Nudge is a concept in behavioral science, political theory and behavioral economics which proposes positive reinforcement and indirect suggestions as ways to influence the behavior and decision making of groups or individuals.

Nudges were popularised by Richard Thaler and Cass Sunstein’s book Nudge: Improving Decisions About Health, Wealth, and Happiness, but before you go away and read all three hundred pages, read this post. Nudges are such a simple and effective concept that by the end of this post you’ll be able to identify ways to apply Nudges to your own Devops challenges.

Two urinals side by side with small fly drawing
One of the most famous, and silly, examples of a nudge can be seen here in an Amsterdam airport in the 1990s. A small fly drawn onto the urinal with the goal of improving accuracy and avoiding mess.

So what have nudges got to do with devops? Well, devops is, in my interpretation at least, not just about tools and automation, but about individuals and change, and unlike computers, people can’t be automated to do things in a new way. If you have read the likes of Daniel Pink’s Drive then you’ll be familiar with the value of autonomy in the workplace, particularly in professions such as software engineering. Autonomy is an essential pillar of a motivated and happy workforce and therefore it should be a goal to avoid sacrificing autonomy on the arduous road to devops nirvana; tempting as it may be.

The gist of it is this: a nudge is anything that will make it easier for someone to make a better decision or perform a task to a higher standard without removing autonomy. This could come in many forms, for example setting a default value for a checkbox or creating checklists, dashboards, alerts, tools or libraries but critically they should not be mandated.

This will probably make more sense with a few examples so let’s take a closer look.

Whilst working for a company that ran a 24/7 trading platform we agreed that it would be the right thing for the software engineers to start managing their own deployments into production. In the past this had been performed by a separate ops team who had been running deployments in the early hours of the day which came with a whole bunch of complications (including the infamous “throw it over the wall” culture) we were keen to get away from.

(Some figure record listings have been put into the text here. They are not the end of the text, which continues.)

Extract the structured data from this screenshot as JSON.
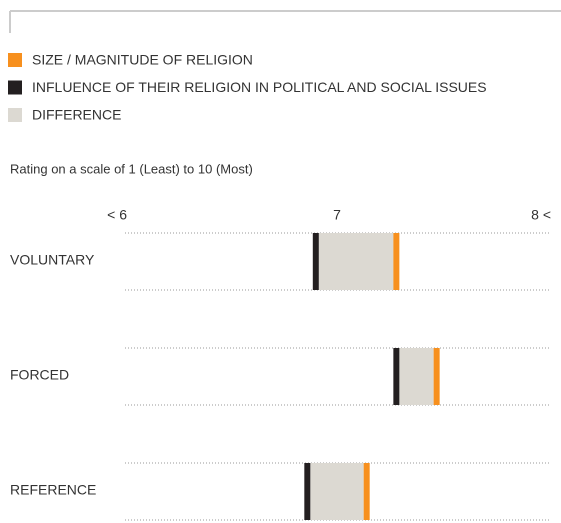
{
  "chart_data": {
    "type": "range",
    "subtitle": "Rating on a scale of 1 (Least) to 10 (Most)",
    "categories": [
      "VOLUNTARY",
      "FORCED",
      "REFERENCE"
    ],
    "series": [
      {
        "name": "SIZE / MAGNITUDE OF RELIGION",
        "color": "#f7901e",
        "values": [
          7.28,
          7.47,
          7.14
        ]
      },
      {
        "name": "INFLUENCE OF THEIR RELIGION IN POLITICAL AND SOCIAL ISSUES",
        "color": "#231f20",
        "values": [
          6.9,
          7.28,
          6.86
        ]
      }
    ],
    "difference": {
      "name": "DIFFERENCE",
      "color": "#dcd9d2"
    },
    "xlim": [
      6,
      8
    ],
    "xticks": [
      {
        "value": 6,
        "label": "< 6"
      },
      7,
      {
        "value": 8,
        "label": "8 <"
      }
    ]
  }
}
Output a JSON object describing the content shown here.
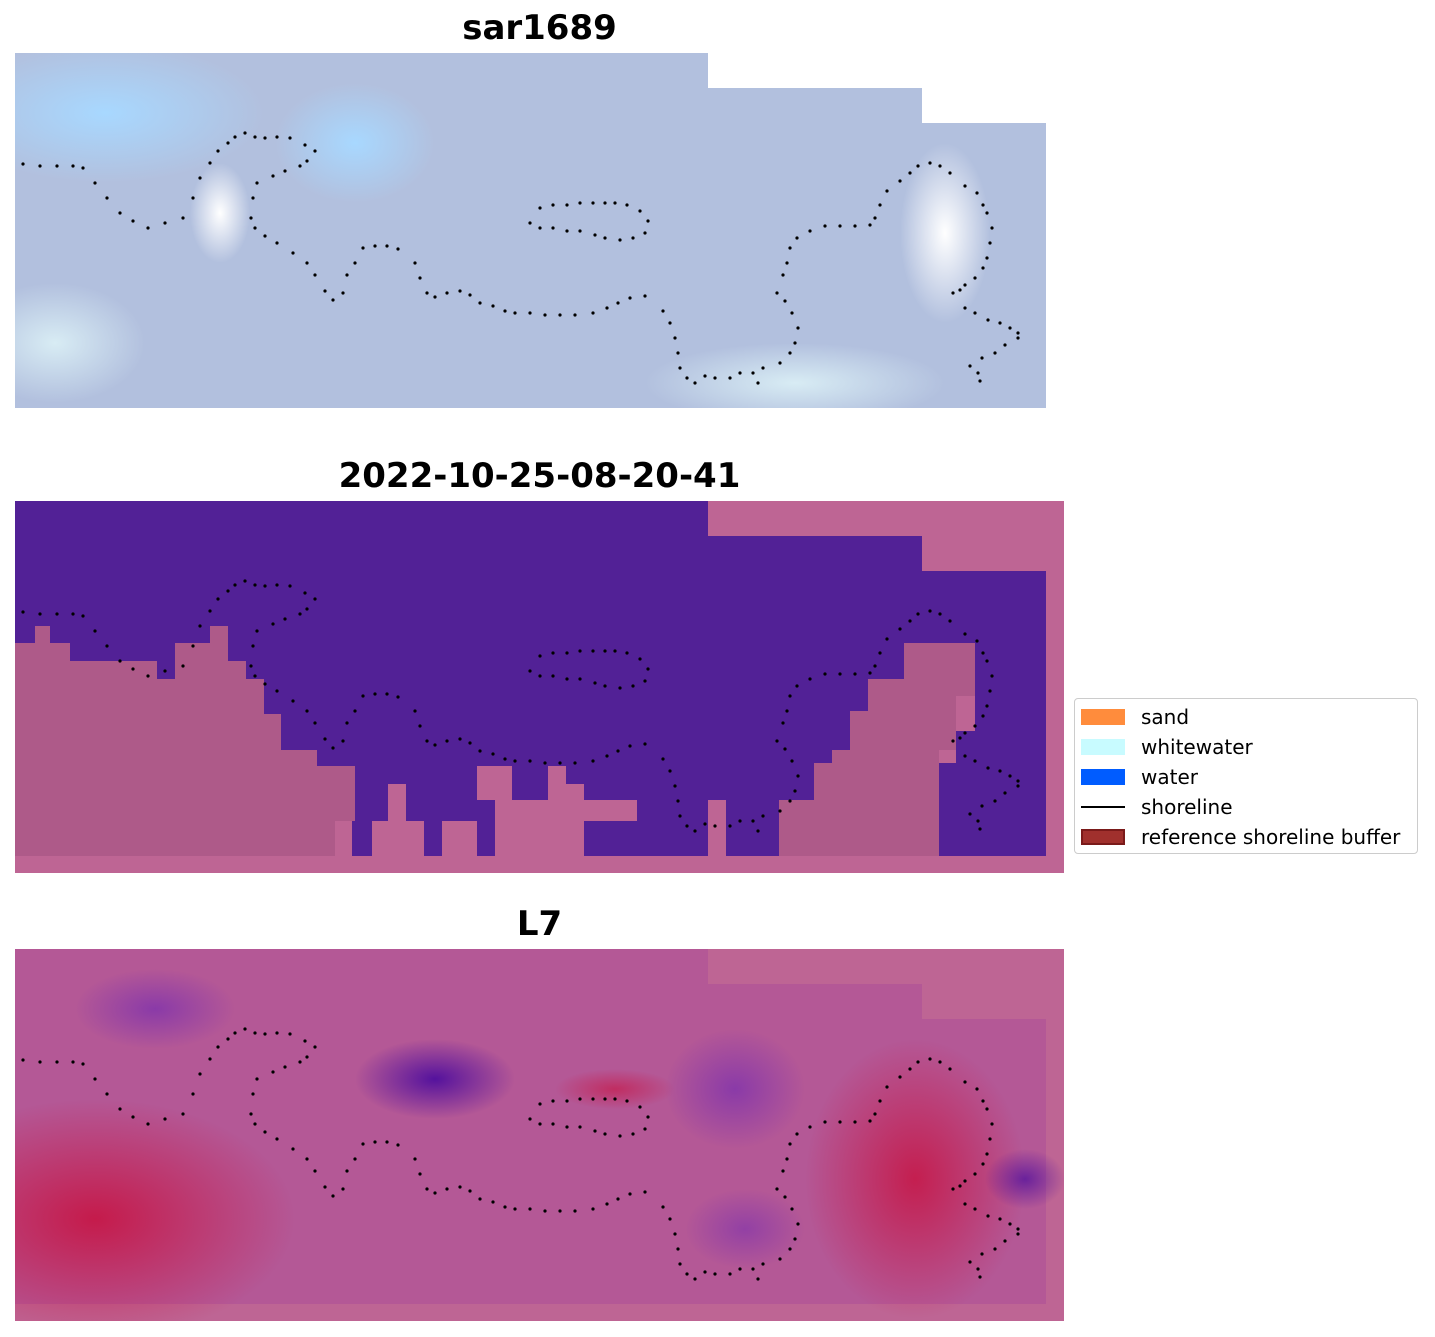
{
  "panels": [
    {
      "id": "sar",
      "title": "sar1689"
    },
    {
      "id": "classified",
      "title": "2022-10-25-08-20-41"
    },
    {
      "id": "l7",
      "title": "L7"
    }
  ],
  "legend": {
    "items": [
      {
        "label": "sand",
        "color": "#ff8c3c"
      },
      {
        "label": "whitewater",
        "color": "#c8fbff"
      },
      {
        "label": "water",
        "color": "#005cff"
      },
      {
        "label": "shoreline",
        "color": "#000000"
      },
      {
        "label": "reference shoreline buffer",
        "color": "#a0302d",
        "edge": "#7a1a1a"
      }
    ]
  },
  "colors": {
    "sar_base": "#b0bfdf",
    "water_class": "#522196",
    "land_class": "#a0527f",
    "nodata": "#be6594",
    "l7_base": "#c15a8f"
  }
}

Although by this point the microservices were zero-downtime deployable and deployments were fully-automated, no production deployment is truly risk-free, and we wanted the engineers to minimise that risk by avoiding deployments at particularly busy times. We could have opted to modify our deployment system to block out busy times but this would have been difficult and time-consuming to “codify” as it wasn’t necessarily predictable and there are lots of edge cases, for example rushing out a super critical production fix.

This is a great case for a nudge. We needed to find a way for engineers to have the autonomy to deploy when they wanted but at the same time help them provide them with the context and information to make good decisions.

The solution was simple in the end and took less than an hour to implement. A Grafana “Deployment” dashboard that, amongst other things, had a graph showing how busy we were right now, plotted on top of a rough and ready prediction for the rest (and prior part) of the day. This was a really simple but effective way for an engineer to see how busy we are relative to other parts of the working day. End result — the engineers kept autonomy around when deployments were done and we avoided having to implement a complex rule-based engine to decide when deployments should and shouldn’t happen.

Here’s another simple example that was effective and fast to implement. The company I was working for had a common framework used across many (hundreds of) services (yes, a real life “distributed monolith”). We’d added a fantastic new feature we wanted everyone to use but we also needed services, and therefore engineers, to opt-in with a minor code and config change.

We decided to use a nudge — a simple log line every time the service started up reminding them that they needed to make the change. We also included a link to a wiki page to explain the benefits of the change and why it was necessary. It worked great — no-one was forced into it and this little nudge every time they ran a service on their local machine drummed the message home and encouraged adoption without mandating it.

--

--